L’équipe de Francopresse offre ses sincères condoléances à la famille, aux proches et aux anciens collègues de Jean-Pierre.

À lire aussi : Articles de Francopresse produits par Jean-Pierre Dubé

Lors d’une présentation au Congrès de l’Acfas à Trois-Rivières le 12 mai, Luisa Véronis, professeure agrégée en géographie, environnement et géomatique à l’Université d’Ottawa, a souligné le décalage entre les lieux de résidence des immigrants à faibles revenus et l’accès aux emplois et services essentiels. Elle a mené cette recherche avec l’un de ses étudiants, Abraham Alexander.

Pour les immigrants et immigrantes francophones, cet enjeu est accentué par la répartition inégale des services en français. Un logement abordable est souvent situé loin des institutions et des ressources francophones nécessaires à leur intégration, avance la professeure.

Cette dernière rappelle que 20 % des personnes immigrantes récentes ont un «besoin impérieux» de logement abordable, comparé à 9 % de la population totale, selon les données du recensement 2021.

Il y a une pénurie de logements abordables, insiste la chercheuse. «Cette soi-disant “crise” s’étend au-delà des grands centres», complète-t-elle, en pointant de petites localités, voire des villes rurales.

À lire aussi : Crise du logement : solutions d’ici et d’ailleurs

Le lieu du logement, un déterminant pour l’accueil des immigrants

«Les recherches démontrent que le logement est fondamental pour l’intégration, parce que le lieu du logement, ce n’est pas juste l’acquisition du logement en soi pour avoir un toit et un abri et se sentir bien chez soi, mais aussi la location où est situé le logement, détaille la chercheuse. [Cela] donne accès à des opportunités d’emploi, des ressources, des infrastructures, des écoles par exemple, des transports, ainsi qu’à des réseaux.»

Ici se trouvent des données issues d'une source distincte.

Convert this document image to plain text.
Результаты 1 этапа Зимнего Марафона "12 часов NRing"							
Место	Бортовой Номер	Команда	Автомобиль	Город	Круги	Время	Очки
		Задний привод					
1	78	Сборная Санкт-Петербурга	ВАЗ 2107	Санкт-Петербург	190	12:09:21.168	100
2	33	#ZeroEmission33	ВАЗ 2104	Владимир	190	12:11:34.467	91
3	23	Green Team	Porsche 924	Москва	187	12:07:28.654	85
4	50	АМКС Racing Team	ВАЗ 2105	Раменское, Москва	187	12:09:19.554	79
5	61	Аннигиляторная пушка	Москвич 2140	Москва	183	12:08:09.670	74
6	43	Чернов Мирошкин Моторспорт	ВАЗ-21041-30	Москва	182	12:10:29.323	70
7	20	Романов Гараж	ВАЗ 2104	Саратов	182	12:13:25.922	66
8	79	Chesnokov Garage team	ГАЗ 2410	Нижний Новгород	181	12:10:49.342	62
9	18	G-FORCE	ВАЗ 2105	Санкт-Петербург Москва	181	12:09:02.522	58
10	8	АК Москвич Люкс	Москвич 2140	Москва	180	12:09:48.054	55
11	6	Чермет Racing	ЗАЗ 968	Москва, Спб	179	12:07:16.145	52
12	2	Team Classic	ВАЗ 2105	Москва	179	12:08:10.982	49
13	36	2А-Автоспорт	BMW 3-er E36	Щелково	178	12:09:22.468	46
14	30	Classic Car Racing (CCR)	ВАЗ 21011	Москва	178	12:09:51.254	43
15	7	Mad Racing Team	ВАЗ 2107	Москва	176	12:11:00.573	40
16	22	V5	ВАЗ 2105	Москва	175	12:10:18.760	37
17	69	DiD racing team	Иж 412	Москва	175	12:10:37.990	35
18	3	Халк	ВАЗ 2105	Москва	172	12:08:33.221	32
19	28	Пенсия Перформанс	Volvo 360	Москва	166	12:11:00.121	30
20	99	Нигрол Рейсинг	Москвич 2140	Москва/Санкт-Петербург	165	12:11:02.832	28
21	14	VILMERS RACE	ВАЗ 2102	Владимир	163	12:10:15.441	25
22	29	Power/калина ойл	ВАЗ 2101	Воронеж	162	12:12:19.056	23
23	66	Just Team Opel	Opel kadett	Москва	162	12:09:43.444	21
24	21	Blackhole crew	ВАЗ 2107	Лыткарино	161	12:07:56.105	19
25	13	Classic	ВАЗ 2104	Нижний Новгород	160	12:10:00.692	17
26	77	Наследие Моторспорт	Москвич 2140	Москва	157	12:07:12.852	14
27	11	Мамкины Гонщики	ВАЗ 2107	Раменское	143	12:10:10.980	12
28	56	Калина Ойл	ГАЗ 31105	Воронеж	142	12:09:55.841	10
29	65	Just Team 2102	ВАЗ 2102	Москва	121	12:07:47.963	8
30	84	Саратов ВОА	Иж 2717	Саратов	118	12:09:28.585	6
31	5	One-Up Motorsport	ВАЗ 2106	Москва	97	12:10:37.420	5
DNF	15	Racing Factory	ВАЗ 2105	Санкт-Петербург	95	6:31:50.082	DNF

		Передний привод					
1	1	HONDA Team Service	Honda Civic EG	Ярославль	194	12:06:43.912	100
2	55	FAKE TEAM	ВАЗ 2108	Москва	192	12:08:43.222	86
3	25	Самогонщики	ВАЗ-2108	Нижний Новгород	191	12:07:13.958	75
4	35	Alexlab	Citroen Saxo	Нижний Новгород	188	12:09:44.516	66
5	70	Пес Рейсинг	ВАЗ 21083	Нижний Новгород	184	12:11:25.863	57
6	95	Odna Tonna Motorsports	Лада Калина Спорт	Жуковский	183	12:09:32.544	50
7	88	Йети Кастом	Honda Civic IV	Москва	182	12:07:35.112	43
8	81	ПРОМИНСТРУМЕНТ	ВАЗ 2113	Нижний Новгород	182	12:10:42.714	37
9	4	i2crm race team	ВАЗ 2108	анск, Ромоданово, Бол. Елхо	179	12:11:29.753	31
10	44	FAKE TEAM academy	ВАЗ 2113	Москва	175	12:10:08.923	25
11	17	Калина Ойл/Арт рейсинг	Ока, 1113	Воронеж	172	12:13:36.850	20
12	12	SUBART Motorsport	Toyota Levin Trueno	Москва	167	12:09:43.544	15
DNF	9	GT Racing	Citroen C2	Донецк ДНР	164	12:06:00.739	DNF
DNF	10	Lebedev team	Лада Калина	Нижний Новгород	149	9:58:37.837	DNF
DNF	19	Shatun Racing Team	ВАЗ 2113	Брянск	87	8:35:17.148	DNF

En Ontario, par exemple, 50 % des personnes immigrantes francophones installées à Ottawa et Toronto sont propriétaires. «C’est encourageant, mais bien en deçà comparé aux francophones nés au Canada», souligne Luisa Véronis.

D’après la littérature existante, les immigrants récents s’installent dans les banlieues proches des grandes villes, «où il y a du logement abordable, mais souvent vieux et mal entretenu».

Elle affirme que ce sont souvent les agents d’établissements – ceux qui renseignent les nouveaux arrivants, ainsi que les organismes communautaires – qui les orientent vers certains quartiers. «Parce qu’ils ont les contacts, ils connaissent les propriétaires et ce sont les logements abordables, souvent en périphérie», appuie Luisa Véronis.

À lire aussi : Immigration : le bilinguisme favorise l’intégration des francophones

La langue française dessert en contexte minoritaire

Le fait que le marché du logement est en majorité contrôlé par des anglophones nuit aux personnes immigrantes francophones, malgré la présence d’organismes pour les aiguiller.

Parler français ne donne aucun avantage en contexte minoritaire pour trouver du logement.

— Luisa Véronis, professeure agrégée de géographie à l'Université d'Ottawa

Cette dernière affirme que certaines recherches montrent qu’au Québec, les immigrants qui parlent français sont «un peu plus outillés que ceux qui ne parlent pas français». En revanche, parler français ne sert pas les immigrants francophones en situation minoritaire, vu que le marché locatif est anglophone.

Les «filtres» des propriétaires et «itinérance cachée»

Une autre barrière à l’accès au logement : les propriétaires, qui jouent un rôle de «filtre».

«Ils imposent, en demandant des références, une histoire de crédit au Canada, des preuves de revenus, etc. Et tout ça, ça parait naturel, mais ce sont des formes de discrimination dans une certaine mesure», affirme la professeure.

Selon elle, le statut migratoire joue un rôle et influence aussi un peu les trajectoires résidentielles.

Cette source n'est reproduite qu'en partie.